In the United States, safe patient handling laws have been published that prohibit the lifting of any patient except in cases of emergency. This is primarily set in place to improve patient safety, but also to reduce carer/healthcare worker injury. In assistance to move is required, staff may use devices to ensure comfortable and safe movement. This may include slide sheets, stand-up lifting machine, lifting machine, turning frames, lateral transfer aids, transfer chairs, gait belts, bedding modifications, geriatric chairs, etc.

Occupational Safety and Health Administration (OSHA) on Safe Patient Handling

Consultation via letter with OSHA (Thomas Galassi) last 2014 yielded a response that, while OSHA does not enforce a minimum amount of lifting required for employees, The American Journal of Nursing (2007, 107(8), 53-58) states that “In general, the revised [NIOSH] equation yields a recommended 35-lb. maximum weight limit for use in patient-handling tasks.

In the United States, OSHA is a body that enacts laws for employers to ensure workplace safety. They present many salient points in their publication for safe patient handling in nursing homes:

  1. Patients must realize the ease and comfort of modern mechanical lifts to accept them. The use of mechanical lifts makes care safer for both patients and healthcare workers. It is a misconception to think manual lifting is safer or more comfortable than mechanical lifting.
  2. There is no such thing as safe manual lifting of a patient.
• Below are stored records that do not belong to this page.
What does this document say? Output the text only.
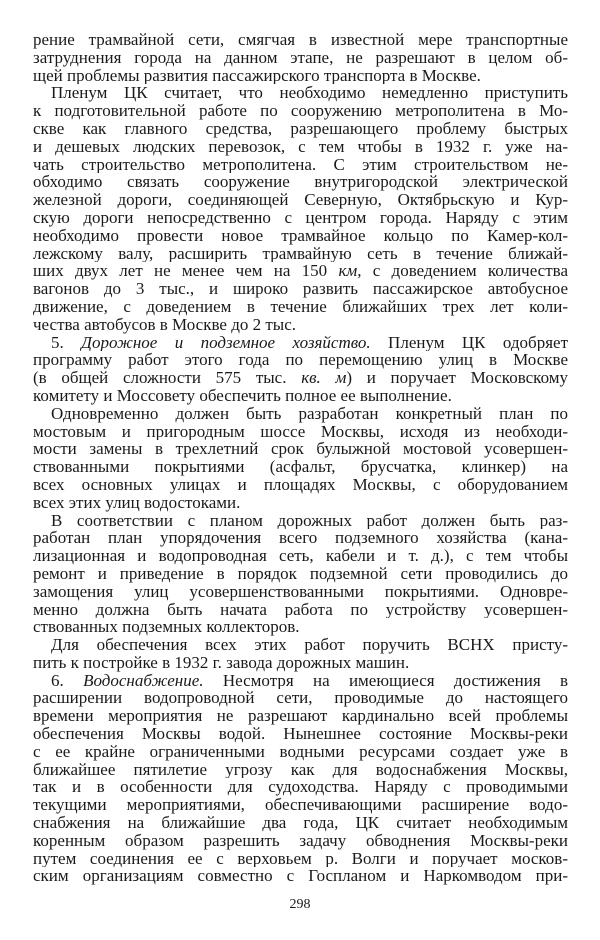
рение трамвайной сети, смягчая в известной мере транспортные
затруднения города на данном этапе, не разрешают в целом об-
щей проблемы развития пассажирского транспорта в Москве.
Пленум ЦК считает, что необходимо немедленно приступить
к подготовительной работе по сооружению метрополитена в Мо-
скве как главного средства, разрешающего проблему быстрых
и дешевых людских перевозок, с тем чтобы в 1932 г. уже на-
чать строительство метрополитена. С этим строительством не-
обходимо связать сооружение внутригородской электрической
железной дороги, соединяющей Северную, Октябрьскую и Кур-
скую дороги непосредственно с центром города. Наряду с этим
необходимо провести новое трамвайное кольцо по Камер-кол-
лежскому валу, расширить трамвайную сеть в течение ближай-
ших двух лет не менее чем на 150 км, с доведением количества
вагонов до 3 тыс., и широко развить пассажирское автобусное
движение, с доведением в течение ближайших трех лет коли-
чества автобусов в Москве до 2 тыс.
5. Дорожное и подземное хозяйство. Пленум ЦК одобряет
программу работ этого года по перемощению улиц в Москве
(в общей сложности 575 тыс. кв. м) и поручает Московскому
комитету и Моссовету обеспечить полное ее выполнение.
Одновременно должен быть разработан конкретный план по
мостовым и пригородным шоссе Москвы, исходя из необходи-
мости замены в трехлетний срок булыжной мостовой усовершен-
ствованными покрытиями (асфальт, брусчатка, клинкер) на
всех основных улицах и площадях Москвы, с оборудованием
всех этих улиц водостоками.
В соответствии с планом дорожных работ должен быть раз-
работан план упорядочения всего подземного хозяйства (кана-
лизационная и водопроводная сеть, кабели и т. д.), с тем чтобы
ремонт и приведение в порядок подземной сети проводились до
замощения улиц усовершенствованными покрытиями. Одновре-
менно должна быть начата работа по устройству усовершен-
ствованных подземных коллекторов.
Для обеспечения всех этих работ поручить ВСНХ присту-
пить к постройке в 1932 г. завода дорожных машин.
6. Водоснабжение. Несмотря на имеющиеся достижения в
расширении водопроводной сети, проводимые до настоящего
времени мероприятия не разрешают кардинально всей проблемы
обеспечения Москвы водой. Нынешнее состояние Москвы-реки
с ее крайне ограниченными водными ресурсами создает уже в
ближайшее пятилетие угрозу как для водоснабжения Москвы,
так и в особенности для судоходства. Наряду с проводимыми
текущими мероприятиями, обеспечивающими расширение водо-
снабжения на ближайшие два года, ЦК считает необходимым
коренным образом разрешить задачу обводнения Москвы-реки
путем соединения ее с верховьем р. Волги и поручает москов-
ским организациям совместно с Госпланом и Наркомводом при-
298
Proper body mechanics, while helpful, is not by itself an effective way reduce the incidence of injuries.
  3. Patient-handling Injuries are necessary even for healthy workers. Manual lifting can cause micro-injuries to the spine that cumulatively results in debilitating injury. Experts recommend that lifts be limited to 35 pounds or less. Contrarily, good health and strength may put workers at increased risk as they are assigned to manual work such as lifting patients.
  4. It is faster to use mechanical lifting equipment than manually moving patients (except in some emergent cases). Convenient placement of the equipment is important, and rounding up a team of workers to lift patients is often more time-consuming than to get safe patient handling equipment.
  5. The use of mechanical lifting is, in fact, cheaper than manual lifting. Injuries will result in the loss of work days. Annually, the healthcare industry loses an estimated $20B from worker compensation, lost productivity, and turnover.

For a successful safe patient handling program, (a) all levels of management must be committed, (b) a safe patient handling committee involving frontline workers must be formed, (c) hazard assessment must be performed, (d) technology and prevention through design is utilized to its best degree, and (e) education and training is provided to each worker, including the use of appropriate patient lifting equipment, review of evidence-based practices, and training for when and how to report injuries.